At the Linux Foundation, one of Stewart’s focus areas is the Zephyr Project, which developed a real-time operating system that prioritizes safety and security for resource-constrained devices. 

“In Internet of Things, people focus their lens on what they’re comfortable with,” Stewart said. “I focus on the deep embedded side and collecting data safely and securely.” The latter involves collaborating with safety experts who are not traditionally focused on software. “A lot of the language around the existing standards in the safety field is 20 to 30 years old,” she said. And the elements that are related to software are often outdated, given the change in software development methodology and increases in code volume since. 

One challenge is the sometimes fuzzy question of how a software update might cause unexpected safety-related problems.
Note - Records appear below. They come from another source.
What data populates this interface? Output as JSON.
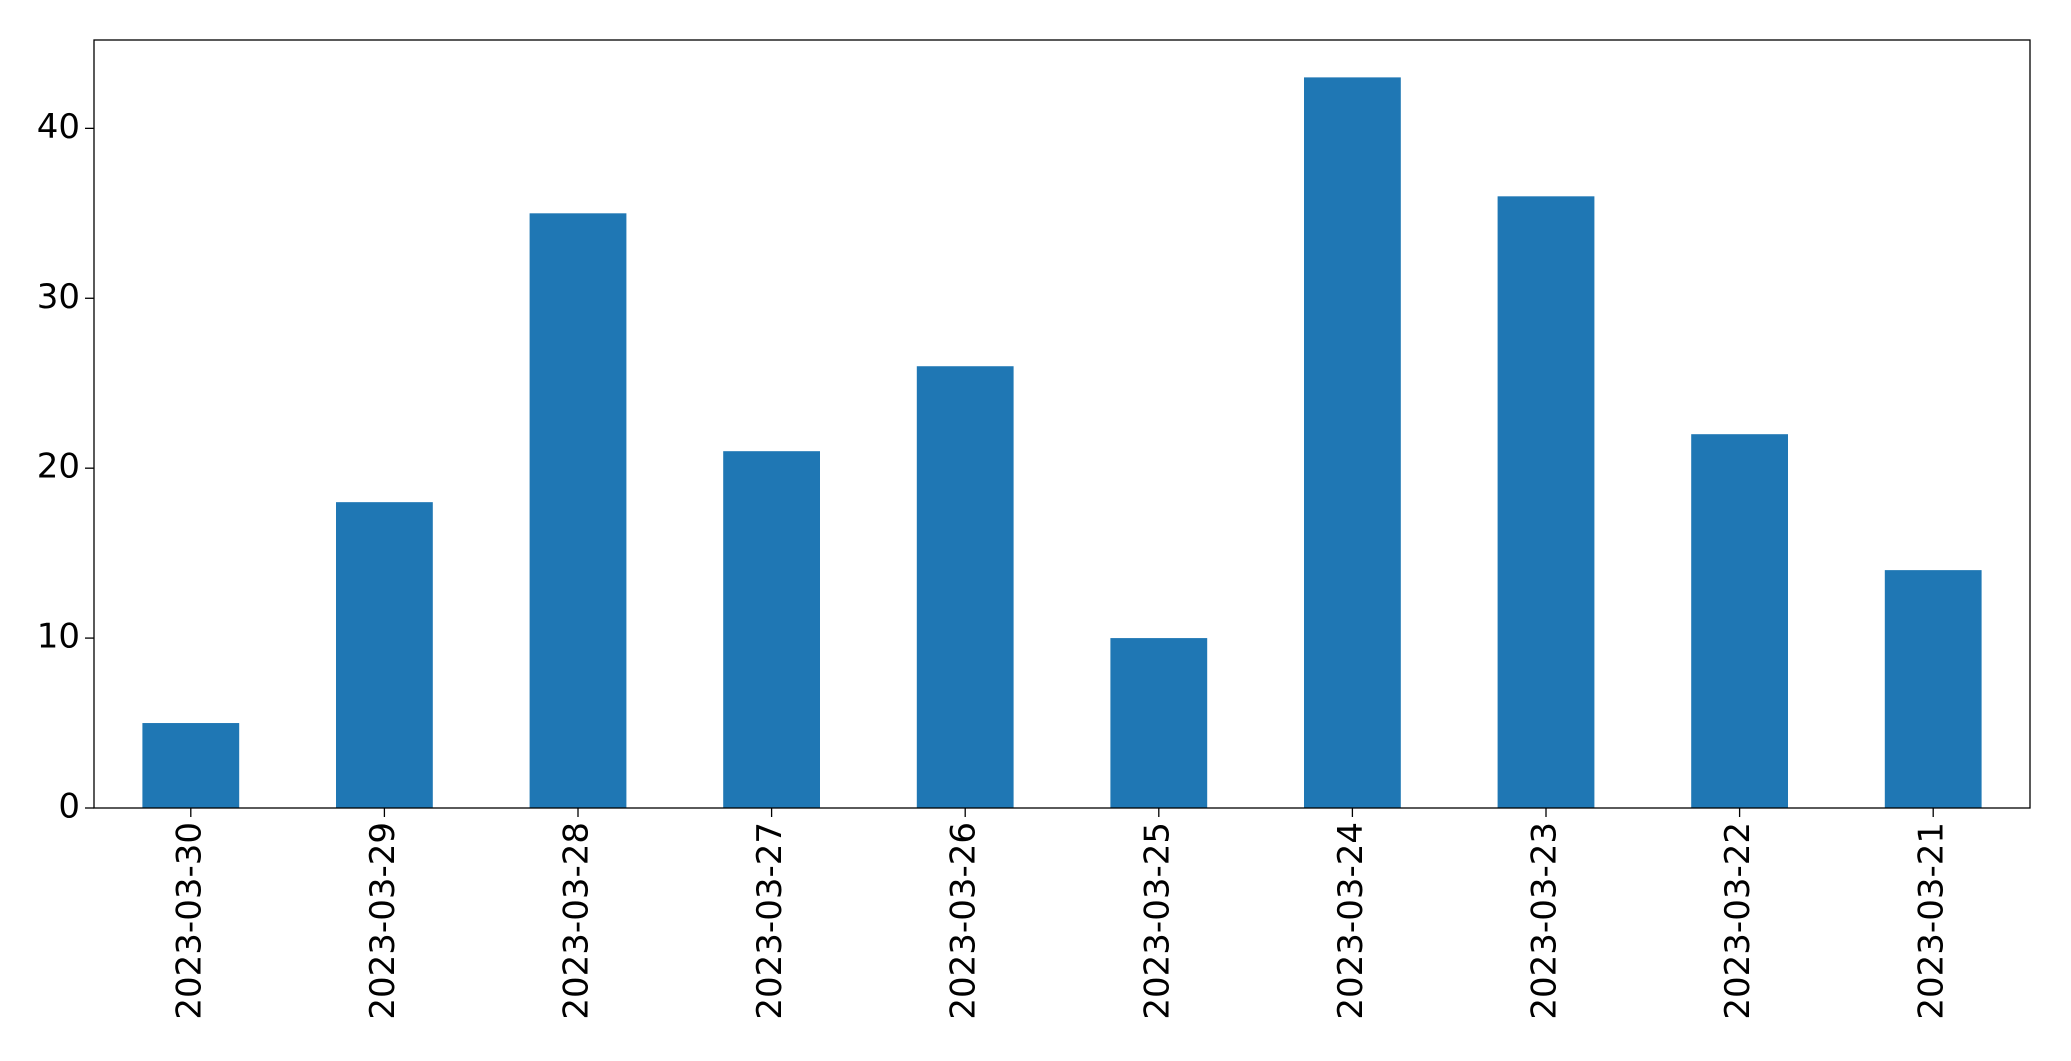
{
  "chart_data": {
    "type": "bar",
    "categories": [
      "2023-03-30",
      "2023-03-29",
      "2023-03-28",
      "2023-03-27",
      "2023-03-26",
      "2023-03-25",
      "2023-03-24",
      "2023-03-23",
      "2023-03-22",
      "2023-03-21"
    ],
    "values": [
      5,
      18,
      35,
      21,
      26,
      10,
      43,
      36,
      22,
      14
    ],
    "color": "#1f77b4",
    "ylim": [
      0,
      45.2
    ],
    "yticks": [
      0,
      10,
      20,
      30,
      40
    ],
    "grid": false
  }
}
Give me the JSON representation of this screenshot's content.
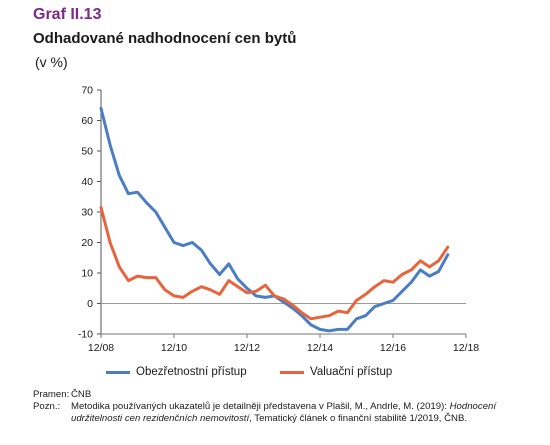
{
  "header": {
    "figure_label": "Graf II.13",
    "title": "Odhadované nadhodnocení cen bytů",
    "unit": "(v %)"
  },
  "colors": {
    "accent": "#7b2a8c",
    "series_prudential": "#4a7dc4",
    "series_valuation": "#e8643c",
    "zero_line": "#9a9a9a"
  },
  "chart_data": {
    "type": "line",
    "title": "Odhadované nadhodnocení cen bytů",
    "ylabel": "(v %)",
    "ylim": [
      -10,
      70
    ],
    "yticks": [
      -10,
      0,
      10,
      20,
      30,
      40,
      50,
      60,
      70
    ],
    "xlim": [
      0,
      40
    ],
    "xticks": [
      {
        "x": 0,
        "label": "12/08"
      },
      {
        "x": 8,
        "label": "12/10"
      },
      {
        "x": 16,
        "label": "12/12"
      },
      {
        "x": 24,
        "label": "12/14"
      },
      {
        "x": 32,
        "label": "12/16"
      },
      {
        "x": 40,
        "label": "12/18"
      }
    ],
    "grid": false,
    "legend_position": "bottom",
    "x": [
      0,
      1,
      2,
      3,
      4,
      5,
      6,
      7,
      8,
      9,
      10,
      11,
      12,
      13,
      14,
      15,
      16,
      17,
      18,
      19,
      20,
      21,
      22,
      23,
      24,
      25,
      26,
      27,
      28,
      29,
      30,
      31,
      32,
      33,
      34,
      35,
      36,
      37,
      38,
      39,
      40
    ],
    "series": [
      {
        "name": "Obezřetnostní přístup",
        "color": "#4a7dc4",
        "values": [
          64,
          52,
          42,
          36,
          36.5,
          33,
          30,
          25,
          20,
          19,
          20,
          17.5,
          13,
          9.5,
          13,
          8,
          5,
          2.5,
          2,
          2.5,
          0.5,
          -1.5,
          -4,
          -7,
          -8.5,
          -9,
          -8.5,
          -8.5,
          -5,
          -4,
          -1,
          0,
          1,
          4,
          7,
          11,
          9,
          10.5,
          16,
          null,
          null
        ]
      },
      {
        "name": "Valuační přístup",
        "color": "#e8643c",
        "values": [
          31.5,
          20,
          12,
          7.5,
          9,
          8.5,
          8.5,
          4.5,
          2.5,
          2,
          4,
          5.5,
          4.5,
          3,
          7.5,
          5.5,
          3.5,
          4,
          6,
          2.5,
          1.5,
          -0.5,
          -3,
          -5,
          -4.5,
          -4,
          -2.5,
          -3,
          1,
          3,
          5.5,
          7.5,
          7,
          9.5,
          11,
          14,
          12,
          14,
          18.5,
          null,
          null
        ]
      }
    ]
  },
  "notes": {
    "source_key": "Pramen:",
    "source_text": "ČNB",
    "note_key": "Pozn.:",
    "note_text_1": "Metodika používaných ukazatelů je detailněji představena v Plašil, M., Andrle, M. (2019): ",
    "note_text_italic": "Hodnocení udržitelnosti cen rezidenčních nemovitostí",
    "note_text_2": ", Tematický článek o finanční stabilitě 1/2019, ČNB."
  }
}
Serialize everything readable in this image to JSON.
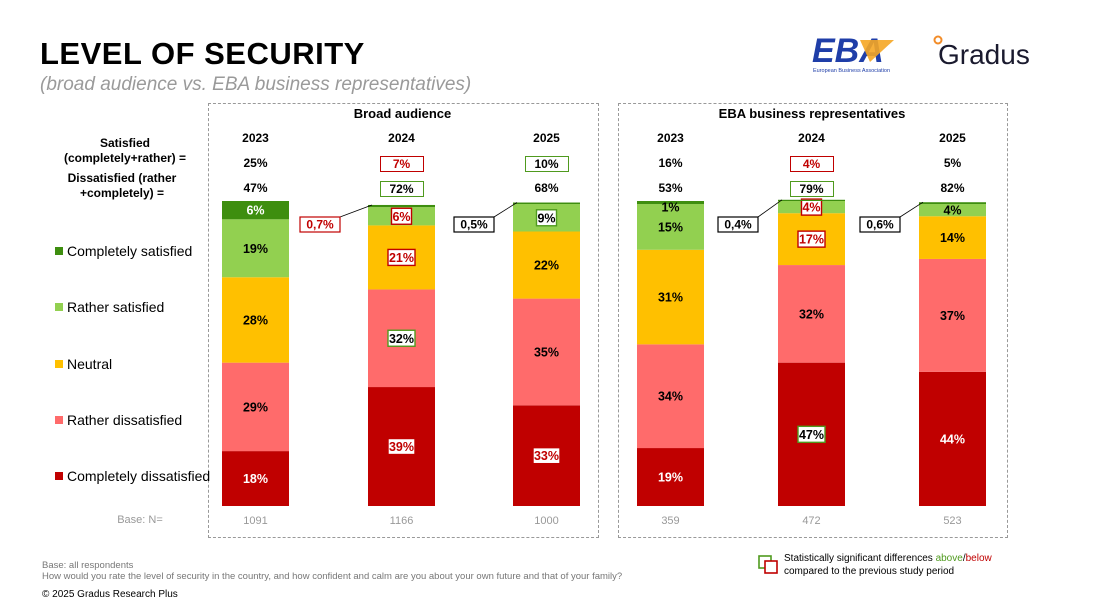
{
  "header": {
    "title": "LEVEL OF SECURITY",
    "subtitle": "(broad audience vs. EBA business representatives)"
  },
  "logos": {
    "eba_text": "EBA",
    "eba_subtext": "European Business Association",
    "gradus_text": "Gradus"
  },
  "labels": {
    "satisfied": "Satisfied (completely+rather) =",
    "dissatisfied": "Dissatisfied (rather +completely) =",
    "base": "Base: N="
  },
  "colors": {
    "completely_satisfied": "#3e8e0f",
    "rather_satisfied": "#92d050",
    "neutral": "#ffc000",
    "rather_dissatisfied": "#ff6b6b",
    "completely_dissatisfied": "#c00000",
    "above": "#4f9a1e",
    "below": "#c00000"
  },
  "chart_data": {
    "type": "bar",
    "stacked": true,
    "groups": [
      "Broad audience",
      "EBA business representatives"
    ],
    "categories": [
      "2023",
      "2024",
      "2025",
      "2023",
      "2024",
      "2025"
    ],
    "series": [
      {
        "name": "Completely dissatisfied",
        "values": [
          18,
          39,
          33,
          19,
          47,
          44
        ]
      },
      {
        "name": "Rather dissatisfied",
        "values": [
          29,
          32,
          35,
          34,
          32,
          37
        ]
      },
      {
        "name": "Neutral",
        "values": [
          28,
          21,
          22,
          31,
          17,
          14
        ]
      },
      {
        "name": "Rather satisfied",
        "values": [
          19,
          6,
          9,
          15,
          4,
          4
        ]
      },
      {
        "name": "Completely satisfied",
        "values": [
          6,
          0.7,
          0.5,
          1,
          0.4,
          0.6
        ]
      }
    ],
    "value_labels": [
      [
        "18%",
        "39%",
        "33%",
        "19%",
        "47%",
        "44%"
      ],
      [
        "29%",
        "32%",
        "35%",
        "34%",
        "32%",
        "37%"
      ],
      [
        "28%",
        "21%",
        "22%",
        "31%",
        "17%",
        "14%"
      ],
      [
        "19%",
        "6%",
        "9%",
        "15%",
        "4%",
        "4%"
      ],
      [
        "6%",
        "0,7%",
        "0,5%",
        "1%",
        "0,4%",
        "0,6%"
      ]
    ],
    "significance": [
      [
        "",
        "below",
        "below",
        "",
        "above",
        ""
      ],
      [
        "",
        "above",
        "",
        "",
        "",
        ""
      ],
      [
        "",
        "below",
        "",
        "",
        "below",
        ""
      ],
      [
        "",
        "below",
        "above",
        "",
        "below",
        ""
      ],
      [
        "",
        "below",
        "",
        "",
        "",
        ""
      ]
    ],
    "satisfied_totals": [
      "25%",
      "7%",
      "10%",
      "16%",
      "4%",
      "5%"
    ],
    "satisfied_sig": [
      "",
      "below",
      "above",
      "",
      "below",
      ""
    ],
    "dissatisfied_totals": [
      "47%",
      "72%",
      "68%",
      "53%",
      "79%",
      "82%"
    ],
    "dissatisfied_sig": [
      "",
      "above",
      "",
      "",
      "above",
      ""
    ],
    "bases": [
      "1091",
      "1166",
      "1000",
      "359",
      "472",
      "523"
    ],
    "legend": [
      "Completely satisfied",
      "Rather satisfied",
      "Neutral",
      "Rather dissatisfied",
      "Completely dissatisfied"
    ]
  },
  "footer": {
    "base_note": "Base: all respondents",
    "question": "How would you rate the level of security in the country, and how confident and calm are you about your own future and that of your family?",
    "copyright": "© 2025 Gradus Research Plus",
    "sig_legend_1": "Statistically significant differences ",
    "sig_above": "above",
    "sig_slash": "/",
    "sig_below": "below",
    "sig_legend_2": "compared to the previous study period"
  }
}
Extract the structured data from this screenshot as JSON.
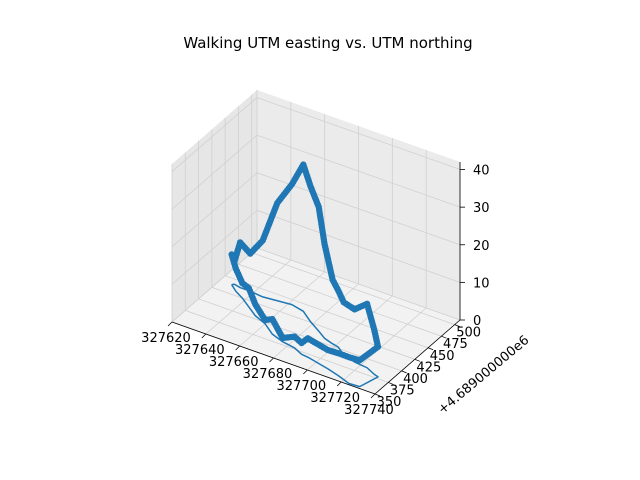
{
  "chart_data": {
    "type": "line",
    "subtype": "3d-line-with-markers",
    "title": "Walking UTM easting vs. UTM northing",
    "xlabel": "",
    "ylabel": "",
    "zlabel": "",
    "x_ticks": [
      "327620",
      "327640",
      "327660",
      "327680",
      "327700",
      "327720",
      "327740"
    ],
    "y_ticks": [
      "350",
      "375",
      "400",
      "425",
      "450",
      "475",
      "500"
    ],
    "y_offset_label": "+4.689000000e6",
    "z_ticks": [
      "0",
      "10",
      "20",
      "30",
      "40"
    ],
    "xlim": [
      327620,
      327740
    ],
    "ylim": [
      4689350,
      4689510
    ],
    "zlim": [
      0,
      42
    ],
    "grid": true,
    "color": "#1f77b4",
    "series": [
      {
        "style": "markers-on-line",
        "x": [
          327627,
          327632,
          327638,
          327645,
          327652,
          327660,
          327668,
          327676,
          327684,
          327690,
          327694,
          327700,
          327708,
          327716,
          327724,
          327730,
          327733,
          327730,
          327724,
          327716,
          327708,
          327702,
          327698,
          327692,
          327686,
          327678,
          327670,
          327662,
          327654,
          327646,
          327638,
          327632,
          327628,
          327627
        ],
        "y": [
          4689440,
          4689432,
          4689425,
          4689415,
          4689405,
          4689398,
          4689386,
          4689380,
          4689377,
          4689371,
          4689370,
          4689367,
          4689363,
          4689358,
          4689352,
          4689353,
          4689378,
          4689380,
          4689386,
          4689388,
          4689393,
          4689402,
          4689404,
          4689408,
          4689416,
          4689426,
          4689438,
          4689442,
          4689440,
          4689438,
          4689440,
          4689440,
          4689442,
          4689440
        ],
        "z": [
          8,
          6,
          4,
          5,
          3,
          1,
          4,
          1,
          3,
          3,
          5,
          5,
          5,
          6,
          7,
          7,
          8,
          12,
          17,
          14,
          14,
          15,
          17,
          25,
          33,
          36,
          39,
          32,
          26,
          15,
          10,
          12,
          6,
          8
        ]
      },
      {
        "style": "line",
        "x": [
          327627,
          327632,
          327638,
          327645,
          327652,
          327660,
          327668,
          327676,
          327684,
          327690,
          327694,
          327700,
          327708,
          327716,
          327724,
          327730,
          327733,
          327730,
          327724,
          327716,
          327708,
          327702,
          327698,
          327692,
          327686,
          327678,
          327670,
          327662,
          327654,
          327646,
          327638,
          327632,
          327628,
          327627
        ],
        "y": [
          4689440,
          4689432,
          4689425,
          4689415,
          4689405,
          4689398,
          4689386,
          4689380,
          4689377,
          4689371,
          4689370,
          4689367,
          4689363,
          4689358,
          4689352,
          4689353,
          4689378,
          4689380,
          4689386,
          4689388,
          4689393,
          4689402,
          4689404,
          4689408,
          4689416,
          4689426,
          4689438,
          4689442,
          4689440,
          4689438,
          4689440,
          4689440,
          4689442,
          4689440
        ],
        "z": [
          0,
          0,
          0,
          0,
          0,
          0,
          0,
          0,
          0,
          0,
          0,
          0,
          0,
          0,
          0,
          0,
          0,
          0,
          0,
          0,
          0,
          0,
          0,
          0,
          0,
          0,
          0,
          0,
          0,
          0,
          0,
          0,
          0,
          0
        ]
      }
    ]
  }
}
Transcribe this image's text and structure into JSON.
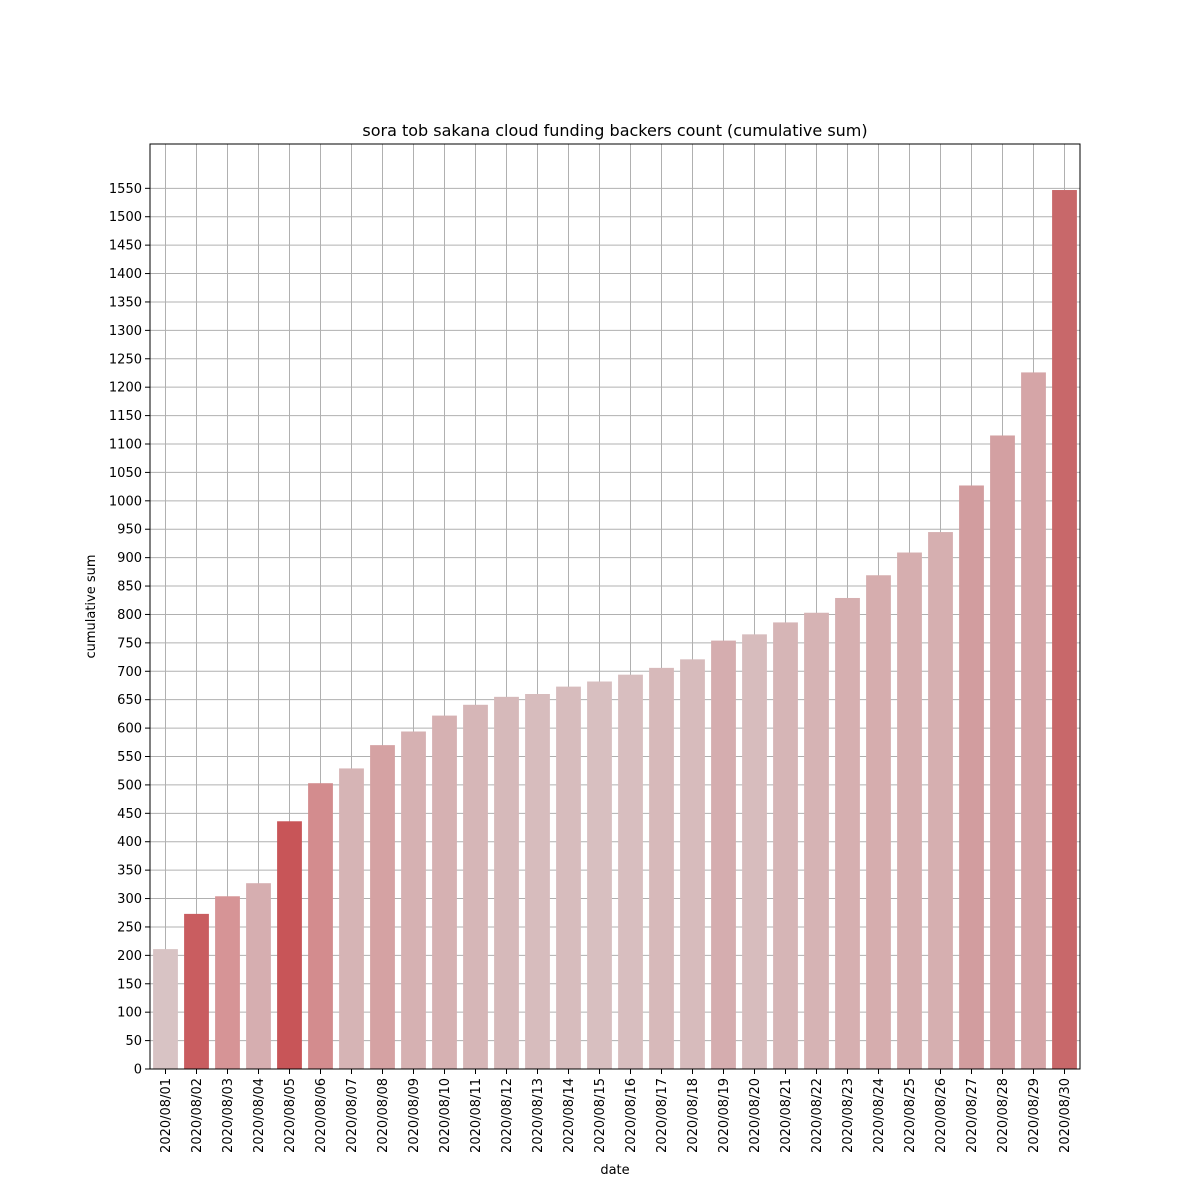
{
  "chart_data": {
    "type": "bar",
    "title": "sora tob sakana cloud funding backers count (cumulative sum)",
    "xlabel": "date",
    "ylabel": "cumulative sum",
    "categories": [
      "2020/08/01",
      "2020/08/02",
      "2020/08/03",
      "2020/08/04",
      "2020/08/05",
      "2020/08/06",
      "2020/08/07",
      "2020/08/08",
      "2020/08/09",
      "2020/08/10",
      "2020/08/11",
      "2020/08/12",
      "2020/08/13",
      "2020/08/14",
      "2020/08/15",
      "2020/08/16",
      "2020/08/17",
      "2020/08/18",
      "2020/08/19",
      "2020/08/20",
      "2020/08/21",
      "2020/08/22",
      "2020/08/23",
      "2020/08/24",
      "2020/08/25",
      "2020/08/26",
      "2020/08/27",
      "2020/08/28",
      "2020/08/29",
      "2020/08/30"
    ],
    "values": [
      211,
      273,
      304,
      327,
      436,
      503,
      529,
      570,
      594,
      622,
      641,
      655,
      660,
      673,
      682,
      694,
      706,
      721,
      754,
      765,
      786,
      803,
      829,
      869,
      909,
      945,
      1027,
      1115,
      1226,
      1547
    ],
    "colors": [
      "#d8c3c4",
      "#c95d60",
      "#d69496",
      "#d6aeb0",
      "#c85558",
      "#d38c8e",
      "#d6b4b5",
      "#d5a2a3",
      "#d6b1b2",
      "#d6b1b2",
      "#d6b6b7",
      "#d6b9ba",
      "#d7bcbd",
      "#d7bcbd",
      "#d8bfc0",
      "#d8bebf",
      "#d7b9ba",
      "#d7bbbc",
      "#d5adaf",
      "#d7bcbd",
      "#d6b5b6",
      "#d6b3b4",
      "#d6afb0",
      "#d6adae",
      "#d6aeaf",
      "#d6afb0",
      "#d29d9f",
      "#d3a0a2",
      "#d5a5a7",
      "#c8686a"
    ],
    "ylim": [
      0,
      1628
    ],
    "yticks": [
      0,
      50,
      100,
      150,
      200,
      250,
      300,
      350,
      400,
      450,
      500,
      550,
      600,
      650,
      700,
      750,
      800,
      850,
      900,
      950,
      1000,
      1050,
      1100,
      1150,
      1200,
      1250,
      1300,
      1350,
      1400,
      1450,
      1500,
      1550
    ],
    "grid": true
  }
}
Software developers working in critical infrastructure do considerable analysis before they release software. “When you are doing a lot of security updates to that software, does that invalidate your initial analysis? What do you need to do to make sure that by applying a bug or security fix that you’re not going to be making things worse? We don’t necessarily have the best tools right now for figuring that out,” Stewart said. 

Another hurdle is the traditionally closed nature of security standards. “There are a whole series of [safety] standards right now that everyone looks to, and the interesting challenge from an open source perspective is that these standards are all closed,” Stewart said. “Open source developers don’t necessarily want to be paying $3,000 to look at the standards.” 

Such challenges provide a reason for further collaboration between safety, regulatory and software experts, Stewart said. “We’re working right now with people who [specialize in safety] and at the various certification authorities, as well as potentially some of the regulations to understand what’s really important, and how we make safe software development practical for everyone.”